Durante il sesshin alla fine di Luglio, mentre sedevo meditando come al solito come se fossi morto, rinunciando a tutto, nemmeno pensando più a comprendere, pronto anche ad accettare di essere mandato via dallo Zendo se il maestro Yamada non fosse stato soddisfatto di me, ebbi un'esperienza strana. Il supervisore durante il kinhin mi disse di andare all'incontro col maestro. Congiunsi le mie mani e fatto l'inchino, lasciai la fila per andare alla stanza del maestro. Notai però che non avevo il cartellino del mio nome, e andai indietro alcuni passi a prenderlo dalla mensola. Improvvisamente, in un istante compresi quanto ero stupido nel cercare il Mu, il Mu ero io, Io non ero nulla se non un cartellino con un nome. Quello che sempre credevo di essere, il mio Ego, non era nulla se non un cartellino attaccato a un corpo che va in giro, mangia, lavora, dorme e fa diverse cose.

Quando dissi al maestro che il Mu ero io, e gli dissi la storia del cartellino del nome, lui mi fece delle domande per esaminare se stessi dicendo la verità, e mi disse di tornare al mio posto e meditare più profondamente. Sedetti di nuovo ma non potevo stare tranquillo. Mi sentivo molto eccitato, il mio corpo stava tremando, sudavo, e avevo strani sentimenti, come sogni. Era come se qualcosa dentro di me si stava gonfiando e spingeva forte, il mio corpo si stava tagliando e stava aprendosi in fuori. Una specie di nebbia avvolgeva tutte le cose intorno, il mio corpo stava sbriciolandosi a pezzi e scomparve, tutte le cose intorno erano come gusci d'uovo che si aprivano, erano vuoti e si rompevano a pezzi. Era come un sogno che mostrava il vuoto di tutte le cose.

In ogni modo la meditazione era più importante e divenni quieto e continuai a ripetere Mu. Ero molto felice, e ogni persona, ogni oggetto intorno a me, sebbene quieto e zitto, era come sveglio e vivo. Tutto era così naturale e perfino i suoni e i rumori che prima disturbavano la meditazione, ora mi riempiva di gioia.
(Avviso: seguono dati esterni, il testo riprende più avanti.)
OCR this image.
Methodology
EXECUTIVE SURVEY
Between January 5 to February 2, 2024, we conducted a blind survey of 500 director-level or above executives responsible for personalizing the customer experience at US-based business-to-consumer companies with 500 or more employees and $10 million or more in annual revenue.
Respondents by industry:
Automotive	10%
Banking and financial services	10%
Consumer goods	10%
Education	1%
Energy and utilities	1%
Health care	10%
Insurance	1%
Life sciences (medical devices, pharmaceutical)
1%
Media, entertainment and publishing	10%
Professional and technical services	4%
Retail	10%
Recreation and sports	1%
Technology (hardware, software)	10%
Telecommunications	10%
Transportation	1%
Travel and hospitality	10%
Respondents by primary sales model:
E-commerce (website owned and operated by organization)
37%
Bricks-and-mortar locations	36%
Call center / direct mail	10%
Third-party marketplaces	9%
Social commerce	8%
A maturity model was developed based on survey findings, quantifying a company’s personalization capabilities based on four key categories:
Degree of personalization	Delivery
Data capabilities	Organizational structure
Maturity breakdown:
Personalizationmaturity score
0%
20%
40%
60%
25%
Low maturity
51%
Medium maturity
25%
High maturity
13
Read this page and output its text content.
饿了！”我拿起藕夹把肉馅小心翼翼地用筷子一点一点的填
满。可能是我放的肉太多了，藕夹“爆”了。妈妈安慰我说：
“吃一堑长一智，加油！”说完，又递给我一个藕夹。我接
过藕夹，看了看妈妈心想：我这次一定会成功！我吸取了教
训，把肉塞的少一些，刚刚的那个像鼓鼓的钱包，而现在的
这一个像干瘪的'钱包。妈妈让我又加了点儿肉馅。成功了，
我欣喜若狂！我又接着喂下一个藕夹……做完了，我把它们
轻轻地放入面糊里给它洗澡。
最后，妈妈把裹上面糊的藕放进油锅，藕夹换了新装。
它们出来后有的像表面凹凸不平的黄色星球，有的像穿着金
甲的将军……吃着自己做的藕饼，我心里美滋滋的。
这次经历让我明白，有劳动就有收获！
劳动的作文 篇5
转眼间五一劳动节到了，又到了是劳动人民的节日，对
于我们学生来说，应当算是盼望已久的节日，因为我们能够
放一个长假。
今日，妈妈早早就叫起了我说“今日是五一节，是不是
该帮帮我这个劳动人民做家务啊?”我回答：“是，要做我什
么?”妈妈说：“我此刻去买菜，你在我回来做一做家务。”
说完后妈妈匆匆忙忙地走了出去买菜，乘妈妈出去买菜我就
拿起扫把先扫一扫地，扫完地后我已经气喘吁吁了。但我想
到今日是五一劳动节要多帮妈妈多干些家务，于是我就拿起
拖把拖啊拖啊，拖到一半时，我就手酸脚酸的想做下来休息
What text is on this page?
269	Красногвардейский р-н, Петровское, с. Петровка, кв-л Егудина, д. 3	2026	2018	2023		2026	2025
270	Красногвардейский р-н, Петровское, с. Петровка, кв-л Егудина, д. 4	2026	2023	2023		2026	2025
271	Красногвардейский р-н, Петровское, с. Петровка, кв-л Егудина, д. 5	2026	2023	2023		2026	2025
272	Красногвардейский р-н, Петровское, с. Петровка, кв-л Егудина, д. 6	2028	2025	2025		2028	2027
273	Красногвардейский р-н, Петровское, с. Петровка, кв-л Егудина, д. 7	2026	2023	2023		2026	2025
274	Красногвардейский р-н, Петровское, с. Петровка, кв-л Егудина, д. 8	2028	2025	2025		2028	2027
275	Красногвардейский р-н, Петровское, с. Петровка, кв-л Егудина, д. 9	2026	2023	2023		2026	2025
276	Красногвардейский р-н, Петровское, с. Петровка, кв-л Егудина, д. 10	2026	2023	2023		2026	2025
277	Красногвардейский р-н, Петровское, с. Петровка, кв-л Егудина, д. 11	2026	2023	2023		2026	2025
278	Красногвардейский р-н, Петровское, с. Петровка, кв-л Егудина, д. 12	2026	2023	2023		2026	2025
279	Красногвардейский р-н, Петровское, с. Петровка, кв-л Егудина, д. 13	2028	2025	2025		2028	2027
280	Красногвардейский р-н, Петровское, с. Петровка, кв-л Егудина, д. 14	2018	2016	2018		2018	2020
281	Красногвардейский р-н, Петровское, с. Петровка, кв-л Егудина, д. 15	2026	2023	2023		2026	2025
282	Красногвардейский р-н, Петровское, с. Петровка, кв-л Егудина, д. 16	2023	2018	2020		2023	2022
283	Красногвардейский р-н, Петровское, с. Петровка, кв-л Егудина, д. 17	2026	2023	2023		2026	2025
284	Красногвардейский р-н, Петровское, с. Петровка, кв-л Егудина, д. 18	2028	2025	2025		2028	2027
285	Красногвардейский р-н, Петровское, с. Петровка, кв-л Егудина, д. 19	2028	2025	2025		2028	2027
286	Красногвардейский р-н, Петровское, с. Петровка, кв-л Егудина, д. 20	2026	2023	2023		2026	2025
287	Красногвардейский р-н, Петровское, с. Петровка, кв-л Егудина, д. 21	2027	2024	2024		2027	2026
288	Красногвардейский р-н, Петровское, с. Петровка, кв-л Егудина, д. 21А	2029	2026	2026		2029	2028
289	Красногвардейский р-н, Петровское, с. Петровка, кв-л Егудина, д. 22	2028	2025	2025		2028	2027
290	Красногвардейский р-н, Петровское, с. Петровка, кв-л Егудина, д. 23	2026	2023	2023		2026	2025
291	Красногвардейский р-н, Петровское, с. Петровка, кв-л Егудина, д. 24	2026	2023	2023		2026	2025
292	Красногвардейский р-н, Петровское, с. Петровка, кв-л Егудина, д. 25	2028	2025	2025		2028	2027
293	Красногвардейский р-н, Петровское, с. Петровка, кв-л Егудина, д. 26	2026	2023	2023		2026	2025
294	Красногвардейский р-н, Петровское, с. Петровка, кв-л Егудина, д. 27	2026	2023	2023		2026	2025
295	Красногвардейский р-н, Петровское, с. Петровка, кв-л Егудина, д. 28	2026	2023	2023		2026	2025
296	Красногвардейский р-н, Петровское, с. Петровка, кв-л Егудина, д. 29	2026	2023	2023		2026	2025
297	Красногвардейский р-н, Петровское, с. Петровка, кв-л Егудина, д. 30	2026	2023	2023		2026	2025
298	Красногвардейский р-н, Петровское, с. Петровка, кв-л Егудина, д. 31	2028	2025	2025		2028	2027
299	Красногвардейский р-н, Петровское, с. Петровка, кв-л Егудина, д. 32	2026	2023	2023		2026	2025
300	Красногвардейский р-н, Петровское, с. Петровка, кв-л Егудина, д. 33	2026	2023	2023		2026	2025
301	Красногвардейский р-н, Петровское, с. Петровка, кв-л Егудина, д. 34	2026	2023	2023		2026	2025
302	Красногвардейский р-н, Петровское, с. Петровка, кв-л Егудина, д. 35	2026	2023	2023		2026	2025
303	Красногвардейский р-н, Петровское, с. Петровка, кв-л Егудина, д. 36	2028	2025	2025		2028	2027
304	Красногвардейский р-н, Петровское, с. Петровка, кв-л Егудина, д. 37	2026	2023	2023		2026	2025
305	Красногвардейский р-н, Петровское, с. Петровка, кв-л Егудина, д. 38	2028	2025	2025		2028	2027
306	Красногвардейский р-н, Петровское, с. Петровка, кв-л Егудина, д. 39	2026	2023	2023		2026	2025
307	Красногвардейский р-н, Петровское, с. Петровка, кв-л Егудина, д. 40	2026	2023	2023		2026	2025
Il maestro Yamada più tardi mi disse:

"Tu hai aperto un piccolo buco nella realtà, e ora puoi cominciare a meditare e praticare per tutta la vita. La realtà è come un grande palazzo. Tu hai solo guardato dentro attraverso un piccolo buco nel muro di cinta. Ora devi andare alla porta d'ingresso, devi aprirla ed entrare nelle stanze, facendo della stanza più interna la tua abitazione permanente.

Continua a sedere in meditazione ogni giorno."

Per un altro mezzo anno ricevetti quasi ogni giorno la guida del maestro Yamada, poi ritornai al lavoro della parrocchia, e lo vidi soltanto alcune volte all'anno quando era in vita.

 

Sto ancora cercando un buon maestro, e nel frattempo il mio nuovo Zendo è la vita di ogni giorno. Ogni persona che incontro o con cui lavoro ogni giorno, tutto quanto accade nella mia vita sta mostrando il grado del mio morire all'Ego. Affetti e antipatie, essere feriti da situazioni sgradevoli, o essere ottusi al bisogno degli altri, tutto questo è il termometro della forza dell'Ego.

Personalizzare l'esperienza, morire la Grande Morte e ritornare in vita, alla Grande Vita è un addestramento di lunga durata. Tra gli inganni di ogni giorno, la Vita Grande ed Eterna sta mostrando la sua faccia.